Récemment on m’a invité à introduire le concept du Systema à une unité de forces spéciales. On m’a alors montré les vidéos des différents instructeurs qui avaient été invités pour entrainer les soldats et qui montraient ce qu’ils avaient à enseigner. Parmi eux se trouvait un des meilleurs coach MMA du Pride. J’ai demandé aux officiers ce qu’ils avaient pensé de son entrainement. « Excellent » m’a répondu le Colonel, « mais pour nous c’est pratiquement inexploitable ».

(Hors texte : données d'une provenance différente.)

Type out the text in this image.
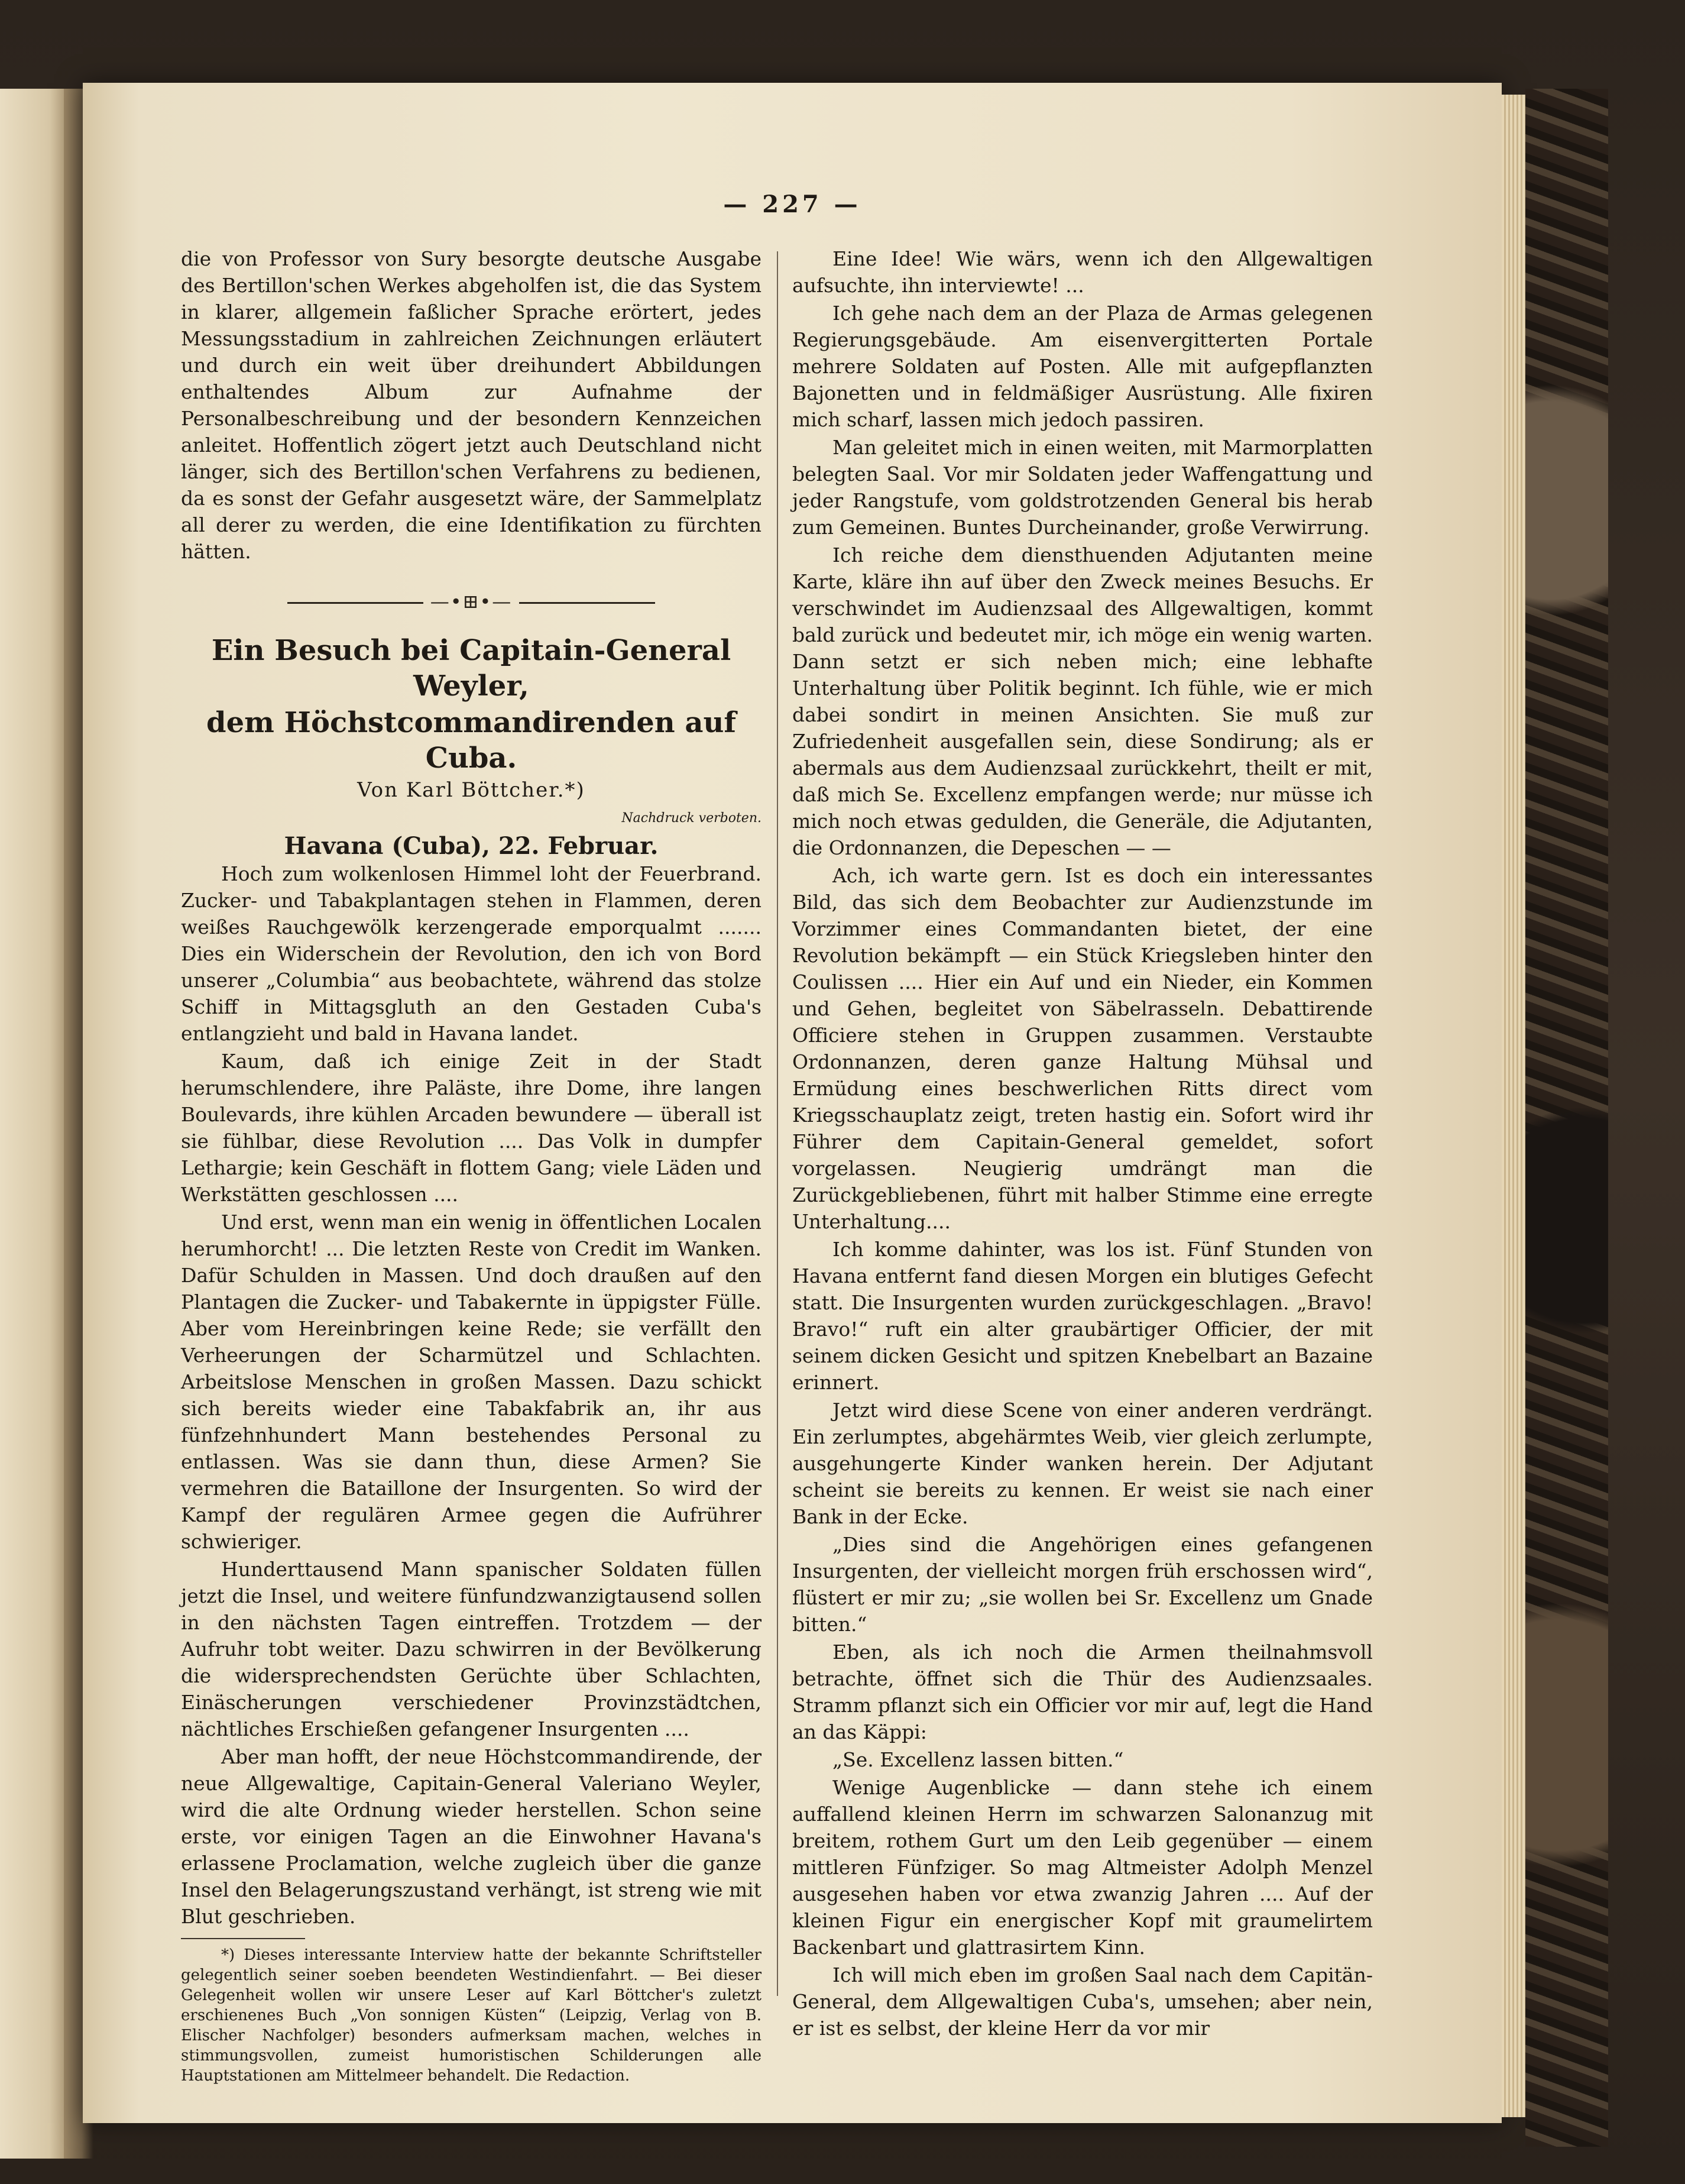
— 227 —

die von Professor von Sury besorgte deutsche Ausgabe des Bertillon'schen Werkes abgeholfen ist, die das System in klarer, allgemein faßlicher Sprache erörtert, jedes Messungsstadium in zahlreichen Zeichnungen erläutert und durch ein weit über dreihundert Abbildungen enthaltendes Album zur Aufnahme der Personalbeschreibung und der besondern Kennzeichen anleitet. Hoffentlich zögert jetzt auch Deutschland nicht länger, sich des Bertillon'schen Verfahrens zu bedienen, da es sonst der Gefahr ausgesetzt wäre, der Sammelplatz all derer zu werden, die eine Identifikation zu fürchten hätten.

—•⊞•—

Ein Besuch bei Capitain-General Weyler,

dem Höchstcommandirenden auf Cuba.

Von Karl Böttcher.*)

Nachdruck verboten.

Havana (Cuba), 22. Februar.

Hoch zum wolkenlosen Himmel loht der Feuerbrand. Zucker- und Tabakplantagen stehen in Flammen, deren weißes Rauchgewölk kerzengerade emporqualmt ....... Dies ein Widerschein der Revolution, den ich von Bord unserer „Columbia“ aus beobachtete, während das stolze Schiff in Mittagsgluth an den Gestaden Cuba's entlangzieht und bald in Havana landet.

Kaum, daß ich einige Zeit in der Stadt herumschlendere, ihre Paläste, ihre Dome, ihre langen Boulevards, ihre kühlen Arcaden bewundere — überall ist sie fühlbar, diese Revolution .... Das Volk in dumpfer Lethargie; kein Geschäft in flottem Gang; viele Läden und Werkstätten geschlossen ....

Und erst, wenn man ein wenig in öffentlichen Localen herumhorcht! ... Die letzten Reste von Credit im Wanken. Dafür Schulden in Massen. Und doch draußen auf den Plantagen die Zucker- und Tabakernte in üppigster Fülle. Aber vom Hereinbringen keine Rede; sie verfällt den Verheerungen der Scharmützel und Schlachten. Arbeitslose Menschen in großen Massen. Dazu schickt sich bereits wieder eine Tabakfabrik an, ihr aus fünfzehnhundert Mann bestehendes Personal zu entlassen. Was sie dann thun, diese Armen? Sie vermehren die Bataillone der Insurgenten. So wird der Kampf der regulären Armee gegen die Aufrührer schwieriger.

Hunderttausend Mann spanischer Soldaten füllen jetzt die Insel, und weitere fünfundzwanzigtausend sollen in den nächsten Tagen eintreffen. Trotzdem — der Aufruhr tobt weiter. Dazu schwirren in der Bevölkerung die widersprechendsten Gerüchte über Schlachten, Einäscherungen verschiedener Provinzstädtchen, nächtliches Erschießen gefangener Insurgenten ....

Aber man hofft, der neue Höchstcommandirende, der neue Allgewaltige, Capitain-General Valeriano Weyler, wird die alte Ordnung wieder herstellen. Schon seine erste, vor einigen Tagen an die Einwohner Havana's erlassene Proclamation, welche zugleich über die ganze Insel den Belagerungszustand verhängt, ist streng wie mit Blut geschrieben.

*) Dieses interessante Interview hatte der bekannte Schriftsteller gelegentlich seiner soeben beendeten Westindienfahrt. — Bei dieser Gelegenheit wollen wir unsere Leser auf Karl Böttcher's zuletzt erschienenes Buch „Von sonnigen Küsten“ (Leipzig, Verlag von B. Elischer Nachfolger) besonders aufmerksam machen, welches in stimmungsvollen, zumeist humoristischen Schilderungen alle Hauptstationen am Mittelmeer behandelt. Die Redaction.

Eine Idee! Wie wärs, wenn ich den Allgewaltigen aufsuchte, ihn interviewte! ...

Ich gehe nach dem an der Plaza de Armas gelegenen Regierungsgebäude. Am eisenvergitterten Portale mehrere Soldaten auf Posten. Alle mit aufgepflanzten Bajonetten und in feldmäßiger Ausrüstung. Alle fixiren mich scharf, lassen mich jedoch passiren.

Man geleitet mich in einen weiten, mit Marmorplatten belegten Saal. Vor mir Soldaten jeder Waffengattung und jeder Rangstufe, vom goldstrotzenden General bis herab zum Gemeinen. Buntes Durcheinander, große Verwirrung.

Ich reiche dem diensthuenden Adjutanten meine Karte, kläre ihn auf über den Zweck meines Besuchs. Er verschwindet im Audienzsaal des Allgewaltigen, kommt bald zurück und bedeutet mir, ich möge ein wenig warten. Dann setzt er sich neben mich; eine lebhafte Unterhaltung über Politik beginnt. Ich fühle, wie er mich dabei sondirt in meinen Ansichten. Sie muß zur Zufriedenheit ausgefallen sein, diese Sondirung; als er abermals aus dem Audienzsaal zurückkehrt, theilt er mit, daß mich Se. Excellenz empfangen werde; nur müsse ich mich noch etwas gedulden, die Generäle, die Adjutanten, die Ordonnanzen, die Depeschen — —

Ach, ich warte gern. Ist es doch ein interessantes Bild, das sich dem Beobachter zur Audienzstunde im Vorzimmer eines Commandanten bietet, der eine Revolution bekämpft — ein Stück Kriegsleben hinter den Coulissen .... Hier ein Auf und ein Nieder, ein Kommen und Gehen, begleitet von Säbelrasseln. Debattirende Officiere stehen in Gruppen zusammen. Verstaubte Ordonnanzen, deren ganze Haltung Mühsal und Ermüdung eines beschwerlichen Ritts direct vom Kriegsschauplatz zeigt, treten hastig ein. Sofort wird ihr Führer dem Capitain-General gemeldet, sofort vorgelassen. Neugierig umdrängt man die Zurückgebliebenen, führt mit halber Stimme eine erregte Unterhaltung....

Ich komme dahinter, was los ist. Fünf Stunden von Havana entfernt fand diesen Morgen ein blutiges Gefecht statt. Die Insurgenten wurden zurückgeschlagen. „Bravo! Bravo!“ ruft ein alter graubärtiger Officier, der mit seinem dicken Gesicht und spitzen Knebelbart an Bazaine erinnert.

Jetzt wird diese Scene von einer anderen verdrängt. Ein zerlumptes, abgehärmtes Weib, vier gleich zerlumpte, ausgehungerte Kinder wanken herein. Der Adjutant scheint sie bereits zu kennen. Er weist sie nach einer Bank in der Ecke.

„Dies sind die Angehörigen eines gefangenen Insurgenten, der vielleicht morgen früh erschossen wird“, flüstert er mir zu; „sie wollen bei Sr. Excellenz um Gnade bitten.“

Eben, als ich noch die Armen theilnahmsvoll betrachte, öffnet sich die Thür des Audienzsaales. Stramm pflanzt sich ein Officier vor mir auf, legt die Hand an das Käppi:

„Se. Excellenz lassen bitten.“

Wenige Augenblicke — dann stehe ich einem auffallend kleinen Herrn im schwarzen Salonanzug mit breitem, rothem Gurt um den Leib gegenüber — einem mittleren Fünfziger. So mag Altmeister Adolph Menzel ausgesehen haben vor etwa zwanzig Jahren .... Auf der kleinen Figur ein energischer Kopf mit graumelirtem Backenbart und glattrasirtem Kinn.

Ich will mich eben im großen Saal nach dem Capitän-General, dem Allgewaltigen Cuba's, umsehen; aber nein, er ist es selbst, der kleine Herr da vor mir
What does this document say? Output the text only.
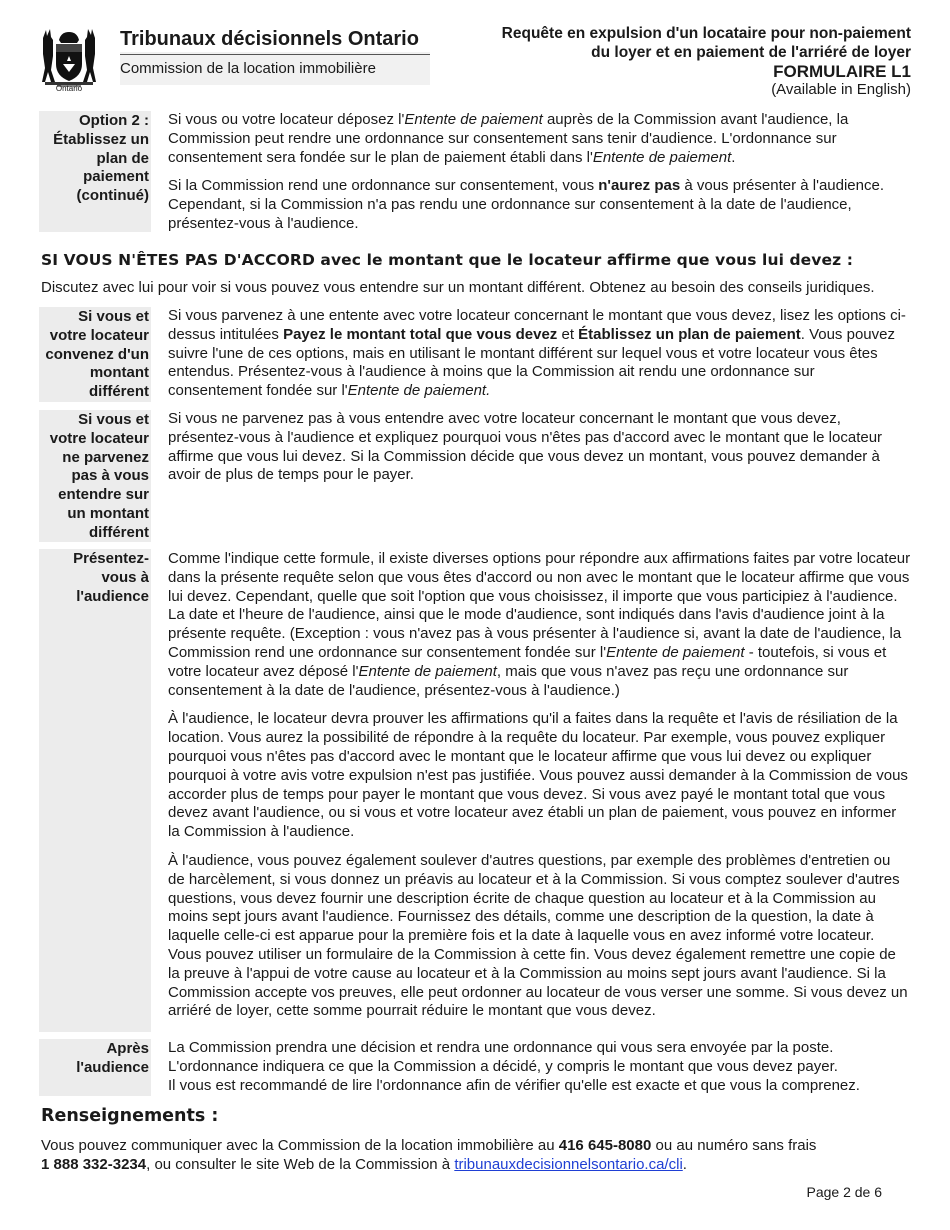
Ontario
Tribunaux décisionnels Ontario
Commission de la location immobilière
Requête en expulsion d'un locataire pour non-paiement
du loyer et en paiement de l'arriéré de loyer
FORMULAIRE L1
(Available in English)
Option 2 :
Établissez un
plan de
paiement
(continué)

Si vous ou votre locateur déposez l'Entente de paiement auprès de la Commission avant l'audience, la Commission peut rendre une ordonnance sur consentement sans tenir d'audience. L'ordonnance sur consentement sera fondée sur le plan de paiement établi dans l'Entente de paiement.

Si la Commission rend une ordonnance sur consentement, vous n'aurez pas à vous présenter à l'audience. Cependant, si la Commission n'a pas rendu une ordonnance sur consentement à la date de l'audience, présentez-vous à l'audience.

SI VOUS N'ÊTES PAS D'ACCORD avec le montant que le locateur affirme que vous lui devez :
Discutez avec lui pour voir si vous pouvez vous entendre sur un montant différent. Obtenez au besoin des conseils juridiques.
Si vous et
votre locateur
convenez d'un
montant
différent

Si vous parvenez à une entente avec votre locateur concernant le montant que vous devez, lisez les options ci-dessus intitulées Payez le montant total que vous devez et Établissez un plan de paiement. Vous pouvez suivre l'une de ces options, mais en utilisant le montant différent sur lequel vous et votre locateur vous êtes entendus. Présentez-vous à l'audience à moins que la Commission ait rendu une ordonnance sur consentement fondée sur l'Entente de paiement.

Si vous et
votre locateur
ne parvenez
pas à vous
entendre sur
un montant
différent

Si vous ne parvenez pas à vous entendre avec votre locateur concernant le montant que vous devez, présentez-vous à l'audience et expliquez pourquoi vous n'êtes pas d'accord avec le montant que le locateur affirme que vous lui devez. Si la Commission décide que vous devez un montant, vous pouvez demander à avoir de plus de temps pour le payer.

Présentez-
vous à
l'audience

Comme l'indique cette formule, il existe diverses options pour répondre aux affirmations faites par votre locateur dans la présente requête selon que vous êtes d'accord ou non avec le montant que le locateur affirme que vous lui devez. Cependant, quelle que soit l'option que vous choisissez, il importe que vous participiez à l'audience. La date et l'heure de l'audience, ainsi que le mode d'audience, sont indiqués dans l'avis d'audience joint à la présente requête. (Exception : vous n'avez pas à vous présenter à l'audience si, avant la date de l'audience, la Commission rend une ordonnance sur consentement fondée sur l'Entente de paiement - toutefois, si vous et votre locateur avez déposé l'Entente de paiement, mais que vous n'avez pas reçu une ordonnance sur consentement à la date de l'audience, présentez-vous à l'audience.)

À l'audience, le locateur devra prouver les affirmations qu'il a faites dans la requête et l'avis de résiliation de la location. Vous aurez la possibilité de répondre à la requête du locateur. Par exemple, vous pouvez expliquer pourquoi vous n'êtes pas d'accord avec le montant que le locateur affirme que vous lui devez ou expliquer pourquoi à votre avis votre expulsion n'est pas justifiée. Vous pouvez aussi demander à la Commission de vous accorder plus de temps pour payer le montant que vous devez. Si vous avez payé le montant total que vous devez avant l'audience, ou si vous et votre locateur avez établi un plan de paiement, vous pouvez en informer la Commission à l'audience.

À l'audience, vous pouvez également soulever d'autres questions, par exemple des problèmes d'entretien ou de harcèlement, si vous donnez un préavis au locateur et à la Commission. Si vous comptez soulever d'autres questions, vous devez fournir une description écrite de chaque question au locateur et à la Commission au moins sept jours avant l'audience. Fournissez des détails, comme une description de la question, la date à laquelle celle-ci est apparue pour la première fois et la date à laquelle vous en avez informé votre locateur. Vous pouvez utiliser un formulaire de la Commission à cette fin. Vous devez également remettre une copie de la preuve à l'appui de votre cause au locateur et à la Commission au moins sept jours avant l'audience. Si la Commission accepte vos preuves, elle peut ordonner au locateur de vous verser une somme. Si vous devez un arriéré de loyer, cette somme pourrait réduire le montant que vous devez.

Après
l'audience
La Commission prendra une décision et rendra une ordonnance qui vous sera envoyée par la poste.
L'ordonnance indiquera ce que la Commission a décidé, y compris le montant que vous devez payer.
Il vous est recommandé de lire l'ordonnance afin de vérifier qu'elle est exacte et que vous la comprenez.
Renseignements :
Vous pouvez communiquer avec la Commission de la location immobilière au 416 645-8080 ou au numéro sans frais
1 888 332-3234, ou consulter le site Web de la Commission à tribunauxdecisionnelsontario.ca/cli.
Page 2 de 6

Cela n’a rien de déshonorant pour le coach du Pride, qui était visiblement excellent. Mais il n’empêche pas moins que ce qui est bon pour une arène ne l’est pas forcément pour une autre. Le Systema n’est pas conçu pour un environnement sportif ou une mentalité sportive pas plus que le MMA n’est conçue pour un champ de bataille et la mentalité qui l’accompagne.
On peut par exemple s’entrainer pendant vingt ans au Jujitsu et être un lutteur exceptionnel. Mais si vous introduisez juste un adversaire de plus dans le combat vous ne ferez plus du Jujitsu. Il n’est pas conçu pour affronter deux adversaires en même temps, même au sol. Il est avant prévu pour combattre un adversaire à la fois.
Je ne dis pas que le pratiquant de Jujitsu ne l’emporterait pas au final, je dis juste que si il avait à combattre deux adversaires ou plus en même temps, peut-être armés, sur une base quotidienne, son entrainement commencerait à ressembler, au moins vu de l’extérieur, à du Systema. Riche de cette expérience, son travail face à un adversaire unique changerait également de façon drastique. Au bout d’une dizaine d’années sa pratique serait aussi étrangère à d’autres pratiquants de Jujitsu que l’est le Systema après des siècles de perfectionnements.
Le Systema, en tant qu’art martial, dans sa forme actuelle est principalement conçu pour des applications réelles. Il est destiné aux situations imprévues (plusieurs agresseurs, différentes armes, terrains irréguliers, luminosité réduite, espaces confinés, etc.), aux militaires, aux forces de l’ordre, aux services de sécurité, aux personnes qui doivent se battre alors qu’elles sont diminuées ou blessées ou qui doivent protéger un tiers, à des personnes âgées ou en mauvaise condition physique. Au Systema l’entrainement et le combat sont conçus pour éviter les blessures et même soigner les anciennes. Tout cela demande un entraînement, une attitude et un style différent de ceux d’un art de combat sportif.
Comme Vladimir [Vasiliev] l’avait dit une fois avec son flegme habituel « il se trouve que le Systema est aussi un art martial ». Il n’est pas possible de comprendre cela en l’observant simplement de l’extérieur…
Martin Wheeler est un instructeur sénior de Systema certifié par Vladimir Vasiliev. Martin donne des cours régulièrement à la Los Angeles School of Russian Martial Art. Il s’est entraîné dans divers arts martiaux depuis plus de 30 ans, de la boxe à la lutte en passant par l’usage des armes et le karate kenpo et pratique le Systema depuis dix ans. Il enseigne également à des unités du SWAT et des forces spéciales et est également scénariste à Hollywood.